One of the best ways to reminisce about your travels abroad is to write about them. You can even try to have your stories published in magazines, newsletters, and even well-known outlets. Your audience has probably never experienced what you have, so sharing your stories will allow them to see into your world.
Just like studying, reading can offer fresh insight into your experience. Ditch those textbooks for a while and pick up some books about your host country. Read some fiction that takes place there, and see how it compares to your travels.
Too busy? Try audiobooks. They’re great for when you’re on the go or busy with other chores.
Keep in Touch With Friends and Involve Others
One of the biggest regrets people have when returning from a trip abroad is failing to keep in touch with their host families and new friends.
Make sure you get their Facebook, Twitter, or any other social media, so you can stay in touch. Communicating will keep your language skills sharp too.

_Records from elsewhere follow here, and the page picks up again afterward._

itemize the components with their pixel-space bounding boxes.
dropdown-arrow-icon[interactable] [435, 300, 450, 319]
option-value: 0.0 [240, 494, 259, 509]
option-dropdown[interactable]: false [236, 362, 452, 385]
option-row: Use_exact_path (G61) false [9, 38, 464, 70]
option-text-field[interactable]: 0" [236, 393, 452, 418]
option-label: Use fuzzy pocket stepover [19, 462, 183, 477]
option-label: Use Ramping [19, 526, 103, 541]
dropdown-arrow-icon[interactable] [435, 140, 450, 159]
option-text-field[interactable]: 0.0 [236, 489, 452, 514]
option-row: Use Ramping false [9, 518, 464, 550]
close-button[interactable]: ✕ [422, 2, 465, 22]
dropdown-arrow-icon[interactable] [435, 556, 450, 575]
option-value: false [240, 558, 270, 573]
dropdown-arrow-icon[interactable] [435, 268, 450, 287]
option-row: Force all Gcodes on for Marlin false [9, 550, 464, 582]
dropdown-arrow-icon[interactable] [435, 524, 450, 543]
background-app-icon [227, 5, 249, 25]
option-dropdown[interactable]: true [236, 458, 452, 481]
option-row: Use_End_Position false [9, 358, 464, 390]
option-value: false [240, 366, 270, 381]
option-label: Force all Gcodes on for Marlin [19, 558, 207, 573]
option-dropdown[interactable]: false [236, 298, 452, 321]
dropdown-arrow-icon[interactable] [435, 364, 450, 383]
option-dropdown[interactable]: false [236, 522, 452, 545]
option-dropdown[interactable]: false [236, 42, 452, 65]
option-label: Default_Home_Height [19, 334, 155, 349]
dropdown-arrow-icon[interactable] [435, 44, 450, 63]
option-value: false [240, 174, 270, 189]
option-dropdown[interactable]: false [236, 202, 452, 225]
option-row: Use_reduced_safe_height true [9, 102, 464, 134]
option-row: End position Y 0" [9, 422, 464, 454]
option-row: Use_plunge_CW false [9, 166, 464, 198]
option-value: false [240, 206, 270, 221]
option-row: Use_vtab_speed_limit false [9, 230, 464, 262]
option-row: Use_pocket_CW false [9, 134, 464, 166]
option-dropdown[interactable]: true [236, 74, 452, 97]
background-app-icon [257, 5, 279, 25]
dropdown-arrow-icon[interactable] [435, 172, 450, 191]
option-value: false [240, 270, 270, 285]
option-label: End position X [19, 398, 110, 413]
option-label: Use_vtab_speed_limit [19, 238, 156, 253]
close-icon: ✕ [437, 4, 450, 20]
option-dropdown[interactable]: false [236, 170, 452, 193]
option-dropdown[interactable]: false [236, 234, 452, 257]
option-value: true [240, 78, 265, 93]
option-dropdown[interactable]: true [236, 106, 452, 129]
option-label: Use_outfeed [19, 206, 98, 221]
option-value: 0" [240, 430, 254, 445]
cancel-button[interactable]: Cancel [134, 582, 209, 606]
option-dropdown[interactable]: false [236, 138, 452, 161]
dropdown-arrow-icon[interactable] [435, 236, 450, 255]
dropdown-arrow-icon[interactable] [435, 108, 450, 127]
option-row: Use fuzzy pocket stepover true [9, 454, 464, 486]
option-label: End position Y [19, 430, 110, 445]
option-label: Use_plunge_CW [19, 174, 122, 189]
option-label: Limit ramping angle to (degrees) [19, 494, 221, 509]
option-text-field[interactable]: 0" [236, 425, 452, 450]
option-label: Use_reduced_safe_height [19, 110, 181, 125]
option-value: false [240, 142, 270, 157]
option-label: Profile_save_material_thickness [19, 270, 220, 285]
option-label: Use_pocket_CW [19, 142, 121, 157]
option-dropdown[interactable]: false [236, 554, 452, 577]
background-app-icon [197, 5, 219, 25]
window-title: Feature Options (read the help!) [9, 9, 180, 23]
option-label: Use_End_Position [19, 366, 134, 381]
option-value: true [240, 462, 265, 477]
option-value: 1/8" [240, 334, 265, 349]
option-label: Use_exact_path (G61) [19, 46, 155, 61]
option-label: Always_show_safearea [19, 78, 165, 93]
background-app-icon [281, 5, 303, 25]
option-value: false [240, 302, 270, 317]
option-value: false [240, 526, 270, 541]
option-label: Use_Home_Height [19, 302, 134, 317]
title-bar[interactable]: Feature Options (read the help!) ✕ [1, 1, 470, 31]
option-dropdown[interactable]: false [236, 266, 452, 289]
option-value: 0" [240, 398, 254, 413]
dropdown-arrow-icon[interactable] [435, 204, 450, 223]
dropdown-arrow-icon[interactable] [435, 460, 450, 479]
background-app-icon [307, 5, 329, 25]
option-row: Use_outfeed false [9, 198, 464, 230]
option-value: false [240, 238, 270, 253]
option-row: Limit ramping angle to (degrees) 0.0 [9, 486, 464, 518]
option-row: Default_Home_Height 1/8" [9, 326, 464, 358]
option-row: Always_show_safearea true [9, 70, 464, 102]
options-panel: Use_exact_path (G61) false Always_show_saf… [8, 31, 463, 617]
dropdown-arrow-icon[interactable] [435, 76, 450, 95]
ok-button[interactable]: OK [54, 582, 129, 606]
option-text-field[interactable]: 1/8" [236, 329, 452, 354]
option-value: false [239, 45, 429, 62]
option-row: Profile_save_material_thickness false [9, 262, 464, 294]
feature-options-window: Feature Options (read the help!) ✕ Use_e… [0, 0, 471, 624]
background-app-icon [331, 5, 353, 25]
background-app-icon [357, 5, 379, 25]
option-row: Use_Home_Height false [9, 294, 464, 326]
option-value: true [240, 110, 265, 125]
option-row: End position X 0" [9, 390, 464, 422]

In the meantime, while you can't see your new friends, try to get your friends at home involved in your endeavors. Host an international-themed party, or look for study buddies. Your friends can share their traveling experiences and how they're keeping international culture alive at home.
Find a mentor
Reach out to an older friend or colleague for a cultural exchange. You can learn something new about international cultures through the eyes of someone who's been there quite often.
Whether it’s serious subjects or just light chatting, connecting with knowledgeable sources like these may be just the boost you need.
Follow International News
We should all watch the news more often, but what if the news catered to your interests? If you love international cultures, consider following or watching news networks from your host country and beyond.
You can follow most news networks on social media. Apps from the biggest news outlets usually also contain international segments, you can subscribe to email updates too.
Take Some More Classes
This option is absolutely a priority. Think about taking some more classes related to your studies abroad. Both universities and colleges have advanced language courses. They also have courses that provide great supplemental skills for your career and general interests regarding other cultures and people.
If colleges are too far away or out of your budget range, consider taking online classes. They’re more in-depth and cohesive than ever before.
And if neither of those fit your fancy, you can try studying on your own. Rent some books from the library, or browse some websites or apps. You may learn something you'd never learn in the classroom – just like your experience abroad!